JAKARTA, Arcus GPIB – Menjaga sikap dan perbuatan agar tidak menyakiti hati sesama, baik kepada anak maupun sesama. Kita tidak dapat bersikap semena-mena terhadap orang lain, termasuk anggota keluarga kita.
Demikian renungan pagi Sabda Bina Umat (SBU) GPIB Jumat 07/10/2022 mengangkat tema “Jangan Sakiti Hati Sesamamu” mengurai teks Firman Tuhan Kolose 3 : 18 – 21.

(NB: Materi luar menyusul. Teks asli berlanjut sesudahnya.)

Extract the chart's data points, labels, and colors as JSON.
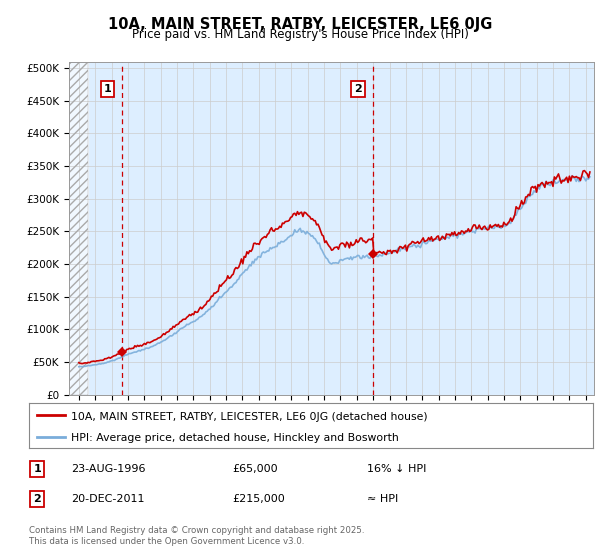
{
  "title": "10A, MAIN STREET, RATBY, LEICESTER, LE6 0JG",
  "subtitle": "Price paid vs. HM Land Registry's House Price Index (HPI)",
  "legend_line1": "10A, MAIN STREET, RATBY, LEICESTER, LE6 0JG (detached house)",
  "legend_line2": "HPI: Average price, detached house, Hinckley and Bosworth",
  "footnote": "Contains HM Land Registry data © Crown copyright and database right 2025.\nThis data is licensed under the Open Government Licence v3.0.",
  "point1_label": "1",
  "point1_date": "23-AUG-1996",
  "point1_price": "£65,000",
  "point1_hpi": "16% ↓ HPI",
  "point2_label": "2",
  "point2_date": "20-DEC-2011",
  "point2_price": "£215,000",
  "point2_hpi": "≈ HPI",
  "sale_color": "#cc0000",
  "hpi_color": "#7aadda",
  "grid_color": "#cccccc",
  "bg_color": "#ddeeff",
  "ytick_labels": [
    "£0",
    "£50K",
    "£100K",
    "£150K",
    "£200K",
    "£250K",
    "£300K",
    "£350K",
    "£400K",
    "£450K",
    "£500K"
  ],
  "yticks": [
    0,
    50000,
    100000,
    150000,
    200000,
    250000,
    300000,
    350000,
    400000,
    450000,
    500000
  ],
  "sale1_year": 1996.64,
  "sale1_price": 65000,
  "sale2_year": 2011.97,
  "sale2_price": 215000
}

Disebutkan bahwa dampak dari menyakiti hati orang lain adalah melukai, kehilangan semangat hidup, kemarahan dan kepahitan hidup seseorang. Hidup saling mengasihi bukannya menyakiti.
Paulus menasihatkan orang tua tentang tanggung jawab terhadap anak-anaknya tentang larangan dan dampak dan larangan itu: Larangan “Janganlah sakiti hati anakmu” (ayat 21a): Dampaknya: “supaya jangan tawar hatinya” (ayat 21b).
Paulus memberikan nasihat yang berisi larangan dan dampaknya terhadap relasi antar keluarga karena posisi anak-anak dalam konteks budaya kuno cukup memprihatinkan, mereka yang masih berada di bawah pengawasan ayahnya, tidak memiliki hak apapun.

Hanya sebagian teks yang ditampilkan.